In 451 BC, ten Roman citizens known as the decemviri legibus scribundis were chosen to record laws. They held supreme political power while magistrates lost authority. The resulting tablets were inscribed on wood and displayed in the Forum. A second group of two men added more rules in 449 BC. This Law of the Twelve Tables marked the first written legal text for Rome. Before this moment, private law remained unwritten and bound to religious ritual. The plebeian social class had fought eight years to force patricians to share legal knowledge. C. Terentilius Arsa proposed writing down laws to stop arbitrary rule by officials. Modern scholars doubt that a second decemvirate ever existed. They believe Romans acquired Greek ideas from Magna Graecia rather than sending official delegations to Athens. The original tablets likely burned when Gauls sacked Rome in 387 BC. Surviving fragments show specific provisions changing customary practices rather than creating a complete code.

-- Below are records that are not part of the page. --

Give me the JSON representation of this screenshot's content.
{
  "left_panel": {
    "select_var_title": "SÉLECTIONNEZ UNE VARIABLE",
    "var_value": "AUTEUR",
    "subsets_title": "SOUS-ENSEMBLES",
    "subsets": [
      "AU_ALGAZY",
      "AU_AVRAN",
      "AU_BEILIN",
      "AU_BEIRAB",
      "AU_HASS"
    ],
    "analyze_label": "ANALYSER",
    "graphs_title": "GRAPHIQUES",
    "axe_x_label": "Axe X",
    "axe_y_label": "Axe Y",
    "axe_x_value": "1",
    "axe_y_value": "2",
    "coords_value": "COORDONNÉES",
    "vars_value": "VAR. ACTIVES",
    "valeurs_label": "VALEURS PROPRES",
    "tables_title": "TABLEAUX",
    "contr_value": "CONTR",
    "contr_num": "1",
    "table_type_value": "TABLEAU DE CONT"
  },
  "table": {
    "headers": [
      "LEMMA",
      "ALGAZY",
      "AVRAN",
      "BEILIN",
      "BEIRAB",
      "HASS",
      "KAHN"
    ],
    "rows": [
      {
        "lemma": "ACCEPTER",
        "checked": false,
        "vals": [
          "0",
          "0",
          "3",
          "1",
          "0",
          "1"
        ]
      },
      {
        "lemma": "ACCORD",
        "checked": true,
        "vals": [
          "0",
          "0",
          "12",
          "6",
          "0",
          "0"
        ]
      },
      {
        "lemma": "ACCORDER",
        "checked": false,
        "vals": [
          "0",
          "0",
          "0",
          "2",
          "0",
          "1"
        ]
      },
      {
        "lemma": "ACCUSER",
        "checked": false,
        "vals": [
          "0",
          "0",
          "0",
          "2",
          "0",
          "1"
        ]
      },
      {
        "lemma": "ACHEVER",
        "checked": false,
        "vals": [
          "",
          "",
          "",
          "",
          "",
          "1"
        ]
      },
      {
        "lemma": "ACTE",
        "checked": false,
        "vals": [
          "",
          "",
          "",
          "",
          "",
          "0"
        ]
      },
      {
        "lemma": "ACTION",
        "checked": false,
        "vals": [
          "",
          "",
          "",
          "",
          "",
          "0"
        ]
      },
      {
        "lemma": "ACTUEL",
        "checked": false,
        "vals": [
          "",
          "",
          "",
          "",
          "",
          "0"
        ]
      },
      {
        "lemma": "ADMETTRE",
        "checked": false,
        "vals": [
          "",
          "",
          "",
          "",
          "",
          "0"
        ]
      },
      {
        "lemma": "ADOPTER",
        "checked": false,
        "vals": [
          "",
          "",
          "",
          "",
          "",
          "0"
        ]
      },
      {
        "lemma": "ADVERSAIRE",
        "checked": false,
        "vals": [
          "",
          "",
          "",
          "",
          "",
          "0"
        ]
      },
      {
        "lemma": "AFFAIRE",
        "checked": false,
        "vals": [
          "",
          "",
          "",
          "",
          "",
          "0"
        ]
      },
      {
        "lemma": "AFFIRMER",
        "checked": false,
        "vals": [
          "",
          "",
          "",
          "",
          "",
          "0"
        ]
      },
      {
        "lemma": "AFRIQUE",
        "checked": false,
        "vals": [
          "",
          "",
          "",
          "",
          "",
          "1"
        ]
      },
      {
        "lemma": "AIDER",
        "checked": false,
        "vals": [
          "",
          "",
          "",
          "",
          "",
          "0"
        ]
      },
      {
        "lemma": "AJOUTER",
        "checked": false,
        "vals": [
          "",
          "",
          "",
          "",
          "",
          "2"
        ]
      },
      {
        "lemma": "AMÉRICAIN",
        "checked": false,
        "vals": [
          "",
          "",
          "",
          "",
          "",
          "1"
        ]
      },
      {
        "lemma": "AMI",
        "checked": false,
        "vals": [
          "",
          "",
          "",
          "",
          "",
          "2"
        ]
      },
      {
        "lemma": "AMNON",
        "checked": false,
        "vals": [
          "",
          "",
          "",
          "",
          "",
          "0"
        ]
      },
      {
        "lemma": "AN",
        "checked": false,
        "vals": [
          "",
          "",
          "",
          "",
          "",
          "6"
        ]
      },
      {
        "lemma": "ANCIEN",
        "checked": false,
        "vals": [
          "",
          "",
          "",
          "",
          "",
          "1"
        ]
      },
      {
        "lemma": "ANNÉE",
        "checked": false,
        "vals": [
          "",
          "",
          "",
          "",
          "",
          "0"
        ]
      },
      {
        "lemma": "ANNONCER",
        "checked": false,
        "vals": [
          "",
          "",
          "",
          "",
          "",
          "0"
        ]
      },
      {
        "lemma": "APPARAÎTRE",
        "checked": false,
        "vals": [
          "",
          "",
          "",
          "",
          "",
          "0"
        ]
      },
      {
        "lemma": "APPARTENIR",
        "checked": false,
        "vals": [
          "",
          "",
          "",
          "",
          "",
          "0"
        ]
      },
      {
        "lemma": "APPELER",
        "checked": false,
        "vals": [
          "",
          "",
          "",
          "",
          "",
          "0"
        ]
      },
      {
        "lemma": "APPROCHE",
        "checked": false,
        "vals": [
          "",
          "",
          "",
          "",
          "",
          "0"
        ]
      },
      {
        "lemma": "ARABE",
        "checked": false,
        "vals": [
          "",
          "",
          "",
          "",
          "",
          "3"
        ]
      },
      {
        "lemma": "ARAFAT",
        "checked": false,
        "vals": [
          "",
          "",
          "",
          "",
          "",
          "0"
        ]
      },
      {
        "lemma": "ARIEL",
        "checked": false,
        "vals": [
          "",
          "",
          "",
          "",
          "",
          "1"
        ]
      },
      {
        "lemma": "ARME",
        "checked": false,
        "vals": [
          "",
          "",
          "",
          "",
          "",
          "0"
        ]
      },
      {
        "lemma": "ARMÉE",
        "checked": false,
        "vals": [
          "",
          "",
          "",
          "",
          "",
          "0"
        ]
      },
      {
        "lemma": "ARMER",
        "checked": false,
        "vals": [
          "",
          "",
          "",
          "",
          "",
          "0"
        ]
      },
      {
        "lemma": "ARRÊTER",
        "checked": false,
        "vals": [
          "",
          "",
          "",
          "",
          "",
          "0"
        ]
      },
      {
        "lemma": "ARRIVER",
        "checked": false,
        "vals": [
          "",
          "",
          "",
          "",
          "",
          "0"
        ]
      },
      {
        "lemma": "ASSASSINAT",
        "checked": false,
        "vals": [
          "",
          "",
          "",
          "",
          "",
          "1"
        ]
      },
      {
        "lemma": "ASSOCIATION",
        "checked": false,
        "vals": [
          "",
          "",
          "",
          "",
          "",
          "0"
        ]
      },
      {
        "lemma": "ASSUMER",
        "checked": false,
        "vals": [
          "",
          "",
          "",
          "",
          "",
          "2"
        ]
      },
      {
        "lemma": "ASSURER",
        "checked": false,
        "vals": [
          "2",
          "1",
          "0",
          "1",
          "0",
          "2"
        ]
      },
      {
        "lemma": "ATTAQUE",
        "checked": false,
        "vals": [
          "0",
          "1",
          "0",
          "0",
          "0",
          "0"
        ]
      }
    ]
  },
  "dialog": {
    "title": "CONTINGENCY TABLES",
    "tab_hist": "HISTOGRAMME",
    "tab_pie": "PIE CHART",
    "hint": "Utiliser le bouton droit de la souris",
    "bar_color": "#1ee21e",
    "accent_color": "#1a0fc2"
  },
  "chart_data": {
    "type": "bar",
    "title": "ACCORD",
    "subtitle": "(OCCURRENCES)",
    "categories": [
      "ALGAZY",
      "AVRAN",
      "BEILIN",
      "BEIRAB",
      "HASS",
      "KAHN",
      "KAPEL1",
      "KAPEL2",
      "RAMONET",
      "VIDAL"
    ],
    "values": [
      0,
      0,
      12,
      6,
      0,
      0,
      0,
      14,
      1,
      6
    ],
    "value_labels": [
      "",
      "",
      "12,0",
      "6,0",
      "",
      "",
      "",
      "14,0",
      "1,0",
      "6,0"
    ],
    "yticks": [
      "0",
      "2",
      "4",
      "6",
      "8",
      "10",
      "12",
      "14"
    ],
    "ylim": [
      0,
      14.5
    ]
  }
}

Evolution Of Jurisprudence
Around 300 BC, Gnaeus Flavius published formularies containing words required to begin legal actions. These formulas had been secret and known only to priests before his publication. Quintus Mucius Scaevola wrote voluminous treatises covering all aspects of Roman law during the republican period. Servius Sulpicius Rufus served as a friend to Marcus Tullius Cicero while developing legal theory. Between 201 BC and 27 BC, flexible laws emerged to match changing societal needs. Magistrates called praetors issued edicts that supplemented or corrected existing civil law. Papinian defined this new body of rules as ius praetorium around 142 AD. A standard form of the praetor's edict appeared around 130 AD drafted by Salvius Iulianus. This document contained detailed descriptions allowing legal claims and defenses. It functioned like a comprehensive law code despite lacking formal legislative force. Civil law and praetoric law eventually fused into a single system. The separation of ownership from possession developed alongside distinct contract types including sale and hire agreements.